Vitamin D Deficiency Negatively Affects Responses in Chronic Myeloid Leukemia Patients Treated with Tyrosine Kinase Inhibitors

Background: Chronic myeloid leukemia (CML) is a myeloproliferative neoplasm harboring the hallmark BCR::ABL1 fusion gene, which is targeted by tyrosine kinase inhibitors (TKIs). In addition to its role in calcium homeostasis, vitamin D has immune-modulating effects. Several small studies have found lower vitamin D levels in CML patients with inadequate responses to TKIs. However, the prevalence of vitamin D deficiency and its impact on CML patients remain underexplored.

Objective: To evaluate the impact of vitamin D status on treatment outcomes in CML patients.

Methods: We conducted a cross-sectional study from September 2023 to July 2024 at the Outpatient Hematology Clinic, Faculty of Medicine, Chiang Mai University. Patients with chronic phase CML who had been receiving any TKIs for at least 1 year post-diagnosis were eligible. The key exclusion criterion was a history of receiving vitamin D supplements. Serum 25-hydroxyvitamin D [25(OH)D] levels were measured at the time of enrollment. Demographic data and response rates of CML were retrospectively collected. Outcomes measured included the prevalence of vitamin D deficiency in CML patients and the major molecular response (MMR) rate at any time between the normal and deficient vitamin D groups. Vitamin D deficiency was defined as serum 25(OH)D below 20 ng/ml. TKI failure was determined according to the European LeukemiaNet 2013 response criteria. Multivariable logistic regression analysis was performed using factors with p-values less than 0.10 from univariable analyses to assess the effect of vitamin D deficiency on the MMR rate.
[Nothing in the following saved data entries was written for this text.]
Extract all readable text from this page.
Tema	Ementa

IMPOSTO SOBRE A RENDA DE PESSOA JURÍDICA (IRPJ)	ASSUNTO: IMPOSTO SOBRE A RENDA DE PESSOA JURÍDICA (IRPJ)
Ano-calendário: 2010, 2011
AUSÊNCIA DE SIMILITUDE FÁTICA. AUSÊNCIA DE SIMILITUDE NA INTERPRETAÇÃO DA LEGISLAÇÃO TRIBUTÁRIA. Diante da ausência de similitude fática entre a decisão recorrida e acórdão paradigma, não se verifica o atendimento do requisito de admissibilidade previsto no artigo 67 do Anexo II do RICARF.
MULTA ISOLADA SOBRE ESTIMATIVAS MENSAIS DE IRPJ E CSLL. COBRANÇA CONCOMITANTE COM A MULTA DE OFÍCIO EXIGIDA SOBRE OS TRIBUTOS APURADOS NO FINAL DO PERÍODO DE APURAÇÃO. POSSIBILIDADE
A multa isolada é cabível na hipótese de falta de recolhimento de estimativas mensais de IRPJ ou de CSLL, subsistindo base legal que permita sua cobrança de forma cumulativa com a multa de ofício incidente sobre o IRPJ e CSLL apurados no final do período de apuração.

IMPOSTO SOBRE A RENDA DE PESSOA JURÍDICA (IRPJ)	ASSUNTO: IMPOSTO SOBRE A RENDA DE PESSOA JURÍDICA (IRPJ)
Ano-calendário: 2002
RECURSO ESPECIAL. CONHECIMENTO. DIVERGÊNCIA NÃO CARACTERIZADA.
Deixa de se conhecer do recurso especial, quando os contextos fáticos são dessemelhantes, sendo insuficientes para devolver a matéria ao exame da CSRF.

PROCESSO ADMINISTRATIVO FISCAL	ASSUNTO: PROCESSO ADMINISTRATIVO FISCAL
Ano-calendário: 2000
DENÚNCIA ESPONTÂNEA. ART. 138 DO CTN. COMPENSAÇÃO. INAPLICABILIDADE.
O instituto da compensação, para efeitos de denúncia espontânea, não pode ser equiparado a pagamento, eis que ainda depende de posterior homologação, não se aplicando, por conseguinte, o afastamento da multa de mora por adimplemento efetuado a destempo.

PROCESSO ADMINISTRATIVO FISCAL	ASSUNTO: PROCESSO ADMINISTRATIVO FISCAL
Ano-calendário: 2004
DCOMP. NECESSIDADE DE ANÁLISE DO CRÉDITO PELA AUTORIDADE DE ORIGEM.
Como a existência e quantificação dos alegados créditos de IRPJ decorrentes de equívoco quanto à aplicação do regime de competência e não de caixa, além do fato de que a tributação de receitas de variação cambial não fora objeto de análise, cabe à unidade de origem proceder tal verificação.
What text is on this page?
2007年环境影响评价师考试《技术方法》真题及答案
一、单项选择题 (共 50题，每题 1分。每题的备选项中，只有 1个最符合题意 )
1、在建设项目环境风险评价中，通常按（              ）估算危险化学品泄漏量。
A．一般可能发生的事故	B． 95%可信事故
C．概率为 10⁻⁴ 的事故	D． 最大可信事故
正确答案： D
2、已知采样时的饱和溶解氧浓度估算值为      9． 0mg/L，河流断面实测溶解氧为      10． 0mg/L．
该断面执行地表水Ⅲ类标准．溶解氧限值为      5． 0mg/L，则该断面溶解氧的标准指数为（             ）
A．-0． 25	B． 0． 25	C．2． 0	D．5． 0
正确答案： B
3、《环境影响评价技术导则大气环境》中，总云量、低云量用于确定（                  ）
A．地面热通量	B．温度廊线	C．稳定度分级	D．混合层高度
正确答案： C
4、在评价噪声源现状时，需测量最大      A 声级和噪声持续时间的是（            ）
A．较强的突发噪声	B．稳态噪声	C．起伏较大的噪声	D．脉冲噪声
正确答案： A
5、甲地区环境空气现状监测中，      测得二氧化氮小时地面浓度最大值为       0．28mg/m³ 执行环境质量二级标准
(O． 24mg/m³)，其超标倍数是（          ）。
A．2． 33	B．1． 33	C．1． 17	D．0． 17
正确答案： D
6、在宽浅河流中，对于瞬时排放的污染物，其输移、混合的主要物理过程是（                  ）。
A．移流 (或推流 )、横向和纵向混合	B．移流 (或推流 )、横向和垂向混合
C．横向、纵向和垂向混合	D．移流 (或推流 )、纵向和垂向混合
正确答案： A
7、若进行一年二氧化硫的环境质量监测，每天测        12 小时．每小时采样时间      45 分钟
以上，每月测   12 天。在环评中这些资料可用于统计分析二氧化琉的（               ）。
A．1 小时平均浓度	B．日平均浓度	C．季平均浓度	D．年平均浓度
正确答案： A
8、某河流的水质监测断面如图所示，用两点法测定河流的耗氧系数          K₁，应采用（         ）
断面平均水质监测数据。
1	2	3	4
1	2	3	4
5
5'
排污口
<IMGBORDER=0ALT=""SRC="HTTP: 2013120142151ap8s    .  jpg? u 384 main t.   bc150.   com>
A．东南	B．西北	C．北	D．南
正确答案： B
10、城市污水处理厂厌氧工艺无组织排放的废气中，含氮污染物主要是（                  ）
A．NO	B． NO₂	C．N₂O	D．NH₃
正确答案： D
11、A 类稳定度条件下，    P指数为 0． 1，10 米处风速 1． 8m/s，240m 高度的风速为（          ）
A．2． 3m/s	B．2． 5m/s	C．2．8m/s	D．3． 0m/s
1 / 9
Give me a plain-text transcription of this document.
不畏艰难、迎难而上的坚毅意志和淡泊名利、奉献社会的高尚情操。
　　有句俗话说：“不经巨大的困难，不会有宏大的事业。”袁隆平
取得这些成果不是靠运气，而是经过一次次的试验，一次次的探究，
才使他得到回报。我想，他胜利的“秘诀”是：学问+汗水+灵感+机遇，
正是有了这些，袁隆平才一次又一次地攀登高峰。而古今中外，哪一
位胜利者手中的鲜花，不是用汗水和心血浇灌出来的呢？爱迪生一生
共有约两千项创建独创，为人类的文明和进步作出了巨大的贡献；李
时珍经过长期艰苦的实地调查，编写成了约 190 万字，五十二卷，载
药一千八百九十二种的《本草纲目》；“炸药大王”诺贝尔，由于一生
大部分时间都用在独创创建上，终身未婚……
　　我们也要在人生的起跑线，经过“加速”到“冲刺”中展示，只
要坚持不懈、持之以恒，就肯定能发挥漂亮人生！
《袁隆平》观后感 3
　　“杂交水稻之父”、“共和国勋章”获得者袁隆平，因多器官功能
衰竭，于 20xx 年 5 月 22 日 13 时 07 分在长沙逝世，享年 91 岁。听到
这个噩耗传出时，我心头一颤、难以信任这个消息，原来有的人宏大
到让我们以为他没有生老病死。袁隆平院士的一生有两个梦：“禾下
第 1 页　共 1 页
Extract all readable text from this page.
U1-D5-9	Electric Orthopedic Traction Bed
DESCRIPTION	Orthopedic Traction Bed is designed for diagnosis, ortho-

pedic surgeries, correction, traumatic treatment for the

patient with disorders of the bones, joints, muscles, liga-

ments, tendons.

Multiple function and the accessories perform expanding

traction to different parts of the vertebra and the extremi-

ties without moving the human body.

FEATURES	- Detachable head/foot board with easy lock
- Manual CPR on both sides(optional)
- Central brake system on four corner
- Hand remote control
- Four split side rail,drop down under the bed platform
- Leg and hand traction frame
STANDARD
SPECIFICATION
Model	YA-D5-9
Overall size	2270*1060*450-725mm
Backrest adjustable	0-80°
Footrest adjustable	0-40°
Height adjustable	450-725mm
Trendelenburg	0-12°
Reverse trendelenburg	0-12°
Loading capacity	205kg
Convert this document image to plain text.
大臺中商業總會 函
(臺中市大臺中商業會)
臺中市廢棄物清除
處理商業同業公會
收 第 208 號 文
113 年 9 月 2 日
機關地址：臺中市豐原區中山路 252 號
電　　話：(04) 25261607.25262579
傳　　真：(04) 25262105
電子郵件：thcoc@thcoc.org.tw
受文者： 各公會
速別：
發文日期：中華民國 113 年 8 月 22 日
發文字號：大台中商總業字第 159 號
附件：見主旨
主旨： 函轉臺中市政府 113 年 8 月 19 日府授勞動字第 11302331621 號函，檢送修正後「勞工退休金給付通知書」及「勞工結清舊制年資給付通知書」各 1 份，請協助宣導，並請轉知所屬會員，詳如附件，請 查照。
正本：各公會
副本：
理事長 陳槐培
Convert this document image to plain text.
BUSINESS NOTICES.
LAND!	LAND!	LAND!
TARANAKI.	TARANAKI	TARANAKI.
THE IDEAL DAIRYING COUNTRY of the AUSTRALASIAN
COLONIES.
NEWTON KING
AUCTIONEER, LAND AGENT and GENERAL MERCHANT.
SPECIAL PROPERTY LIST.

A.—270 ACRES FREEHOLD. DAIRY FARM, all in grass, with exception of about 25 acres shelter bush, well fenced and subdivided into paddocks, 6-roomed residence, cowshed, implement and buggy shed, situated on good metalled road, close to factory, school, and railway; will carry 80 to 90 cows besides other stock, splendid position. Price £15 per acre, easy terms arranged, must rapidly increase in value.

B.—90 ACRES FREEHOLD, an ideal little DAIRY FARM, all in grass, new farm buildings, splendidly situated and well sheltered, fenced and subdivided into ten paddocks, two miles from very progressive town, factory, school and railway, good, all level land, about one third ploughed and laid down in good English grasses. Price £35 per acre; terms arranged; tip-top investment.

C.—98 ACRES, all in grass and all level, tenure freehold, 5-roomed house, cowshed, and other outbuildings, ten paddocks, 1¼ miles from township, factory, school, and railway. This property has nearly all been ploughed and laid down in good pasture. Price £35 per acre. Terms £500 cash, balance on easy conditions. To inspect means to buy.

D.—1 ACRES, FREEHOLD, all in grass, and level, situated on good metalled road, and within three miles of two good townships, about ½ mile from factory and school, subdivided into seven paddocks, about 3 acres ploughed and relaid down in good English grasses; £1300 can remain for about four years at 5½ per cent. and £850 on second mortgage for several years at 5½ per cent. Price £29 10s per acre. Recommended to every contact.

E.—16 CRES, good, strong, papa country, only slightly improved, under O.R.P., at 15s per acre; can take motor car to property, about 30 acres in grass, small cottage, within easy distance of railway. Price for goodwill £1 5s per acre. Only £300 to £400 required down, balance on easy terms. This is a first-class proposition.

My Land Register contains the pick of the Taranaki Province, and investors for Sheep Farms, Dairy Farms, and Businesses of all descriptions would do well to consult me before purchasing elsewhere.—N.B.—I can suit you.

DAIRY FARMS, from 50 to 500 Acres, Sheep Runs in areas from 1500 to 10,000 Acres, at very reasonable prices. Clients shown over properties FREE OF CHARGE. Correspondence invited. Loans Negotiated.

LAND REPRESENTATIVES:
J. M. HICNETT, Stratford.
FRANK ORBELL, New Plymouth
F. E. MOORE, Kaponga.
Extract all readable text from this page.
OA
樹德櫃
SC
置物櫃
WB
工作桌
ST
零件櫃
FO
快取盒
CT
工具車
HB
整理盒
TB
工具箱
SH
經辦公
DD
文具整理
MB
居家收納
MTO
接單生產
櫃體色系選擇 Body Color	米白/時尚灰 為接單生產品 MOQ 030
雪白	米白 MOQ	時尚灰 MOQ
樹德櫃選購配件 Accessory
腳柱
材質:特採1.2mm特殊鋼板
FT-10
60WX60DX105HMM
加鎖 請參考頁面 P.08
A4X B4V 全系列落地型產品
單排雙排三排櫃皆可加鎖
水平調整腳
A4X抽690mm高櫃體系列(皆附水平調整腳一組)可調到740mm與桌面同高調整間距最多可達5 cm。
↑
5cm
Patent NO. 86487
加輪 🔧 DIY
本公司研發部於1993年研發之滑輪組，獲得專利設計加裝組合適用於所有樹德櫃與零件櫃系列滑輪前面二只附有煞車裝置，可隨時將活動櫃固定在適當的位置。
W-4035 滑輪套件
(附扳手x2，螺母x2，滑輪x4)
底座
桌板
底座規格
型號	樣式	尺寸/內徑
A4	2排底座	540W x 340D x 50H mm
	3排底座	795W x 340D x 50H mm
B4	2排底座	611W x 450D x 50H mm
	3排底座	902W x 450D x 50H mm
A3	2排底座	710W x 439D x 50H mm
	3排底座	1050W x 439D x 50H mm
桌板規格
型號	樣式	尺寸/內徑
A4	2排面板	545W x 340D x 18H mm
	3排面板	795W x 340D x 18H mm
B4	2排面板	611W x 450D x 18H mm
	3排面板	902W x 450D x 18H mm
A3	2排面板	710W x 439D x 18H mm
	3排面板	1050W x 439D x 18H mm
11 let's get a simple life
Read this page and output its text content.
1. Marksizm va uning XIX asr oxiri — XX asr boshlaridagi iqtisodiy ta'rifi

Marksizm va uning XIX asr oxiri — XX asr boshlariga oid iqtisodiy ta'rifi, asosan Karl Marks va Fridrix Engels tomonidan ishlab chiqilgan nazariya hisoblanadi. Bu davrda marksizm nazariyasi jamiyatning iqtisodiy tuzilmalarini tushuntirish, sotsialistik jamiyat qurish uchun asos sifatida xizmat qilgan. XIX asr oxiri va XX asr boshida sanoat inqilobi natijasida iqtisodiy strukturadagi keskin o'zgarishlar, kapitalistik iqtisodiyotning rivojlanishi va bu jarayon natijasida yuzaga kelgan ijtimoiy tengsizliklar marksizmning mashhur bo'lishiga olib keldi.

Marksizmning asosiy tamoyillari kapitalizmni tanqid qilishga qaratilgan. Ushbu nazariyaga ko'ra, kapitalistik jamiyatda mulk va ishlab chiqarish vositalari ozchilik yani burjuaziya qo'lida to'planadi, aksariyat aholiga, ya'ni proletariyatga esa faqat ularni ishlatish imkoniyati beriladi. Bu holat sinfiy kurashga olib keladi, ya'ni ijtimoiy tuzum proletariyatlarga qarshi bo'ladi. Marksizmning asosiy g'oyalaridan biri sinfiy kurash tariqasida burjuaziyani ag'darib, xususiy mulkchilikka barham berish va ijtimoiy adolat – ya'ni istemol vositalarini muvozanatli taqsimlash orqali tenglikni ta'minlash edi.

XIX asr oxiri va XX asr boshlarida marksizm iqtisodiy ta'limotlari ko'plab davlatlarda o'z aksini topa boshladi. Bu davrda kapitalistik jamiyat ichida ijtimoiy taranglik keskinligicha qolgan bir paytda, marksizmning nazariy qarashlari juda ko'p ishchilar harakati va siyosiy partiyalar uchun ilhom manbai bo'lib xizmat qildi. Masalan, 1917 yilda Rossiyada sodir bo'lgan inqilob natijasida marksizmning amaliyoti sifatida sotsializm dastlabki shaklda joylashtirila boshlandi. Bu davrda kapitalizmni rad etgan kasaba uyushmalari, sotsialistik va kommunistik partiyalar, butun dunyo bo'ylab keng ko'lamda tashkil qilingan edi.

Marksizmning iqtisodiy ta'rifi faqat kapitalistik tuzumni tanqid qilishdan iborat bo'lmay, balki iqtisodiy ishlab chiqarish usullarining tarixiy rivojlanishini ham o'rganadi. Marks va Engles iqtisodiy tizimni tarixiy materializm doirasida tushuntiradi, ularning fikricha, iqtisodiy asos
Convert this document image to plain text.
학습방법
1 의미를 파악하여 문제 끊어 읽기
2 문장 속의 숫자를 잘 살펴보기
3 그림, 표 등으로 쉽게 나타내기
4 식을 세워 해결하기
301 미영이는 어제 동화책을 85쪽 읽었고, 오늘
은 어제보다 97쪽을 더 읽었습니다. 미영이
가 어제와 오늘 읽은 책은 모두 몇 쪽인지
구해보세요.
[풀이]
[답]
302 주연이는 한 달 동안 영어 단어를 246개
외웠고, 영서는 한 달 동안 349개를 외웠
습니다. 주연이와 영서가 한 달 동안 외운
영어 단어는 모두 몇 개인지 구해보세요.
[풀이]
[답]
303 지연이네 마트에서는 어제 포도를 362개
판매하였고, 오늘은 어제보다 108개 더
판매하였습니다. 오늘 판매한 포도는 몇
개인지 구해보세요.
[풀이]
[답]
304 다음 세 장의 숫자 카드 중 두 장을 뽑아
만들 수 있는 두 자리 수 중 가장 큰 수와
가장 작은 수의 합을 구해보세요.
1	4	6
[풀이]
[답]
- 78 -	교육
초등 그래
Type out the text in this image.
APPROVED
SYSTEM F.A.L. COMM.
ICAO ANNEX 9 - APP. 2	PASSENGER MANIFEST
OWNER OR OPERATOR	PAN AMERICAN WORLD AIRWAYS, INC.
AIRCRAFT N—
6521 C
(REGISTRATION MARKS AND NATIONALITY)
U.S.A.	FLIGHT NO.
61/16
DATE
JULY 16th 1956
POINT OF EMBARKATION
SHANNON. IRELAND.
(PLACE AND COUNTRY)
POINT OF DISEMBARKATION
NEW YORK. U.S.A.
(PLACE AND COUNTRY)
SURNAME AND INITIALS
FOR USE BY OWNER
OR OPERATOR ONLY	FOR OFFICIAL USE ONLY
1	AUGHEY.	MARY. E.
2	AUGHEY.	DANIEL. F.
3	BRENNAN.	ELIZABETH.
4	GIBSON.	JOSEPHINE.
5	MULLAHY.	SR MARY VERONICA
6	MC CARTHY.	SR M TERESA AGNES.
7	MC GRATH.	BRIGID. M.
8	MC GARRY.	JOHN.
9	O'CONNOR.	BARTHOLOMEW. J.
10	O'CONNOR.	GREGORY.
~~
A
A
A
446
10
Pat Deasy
Results: A total of 124 chronic phase CML patients were enrolled. The prevalence of vitamin D deficiency among CML patients was 16.1%. Age, sex, comorbidities, and the EUTOS long-term survival (ELTS) score were not significantly different between the vitamin D-deficient and non-deficient groups. The TKI failure rate was comparable between groups (25.0% vs 22.1%, p=0.778). The distribution of TKIs used was 74.4% imatinib, 19.0% nilotinib, and 6.6% dasatinib. The duration of TKI treatment was similar between the deficient and non-deficient groups (mean±SD, 11.1±6.4 vs 11.3±5.5 years, p=0.904). CML patients with vitamin D deficiency had a lower rate of MMR at any time compared to patients in the non-deficient group (75.0% vs 93.2%, p=0.018). Univariable analyses showed that lower age (odds ratio [OR], 0.96; 95% confidence interval [CI], 0.93-1.01; p=0.080), history of TKI failure or intolerance (OR, 0.20; 95% CI, 0.05-0.70; p=0.012), and vitamin D deficiency (OR, 0.21; 95% CI, 0.06-0.77; p=0.018) were associated with a lower rate of MMR. Further multivariable analysis revealed that vitamin D deficiency and a history of TKI failure or intolerance were significantly associated with a lower MMR rate (adjusted OR, 0.23; 95% CI, 0.06-0.95; p=0.042 and AOR, 0.18; 95% CI, 0.05-0.68; p=0.012, respectively).

Conclusion: The prevalence of vitamin D deficiency in CML patients was 16.1%. Notably, vitamin D deficiency was significantly associated with a lower MMR rate in CML patients treated with TKIs. Our findings suggest that deficient vitamin D levels could negatively affect molecular responses in chronic phase CML patients.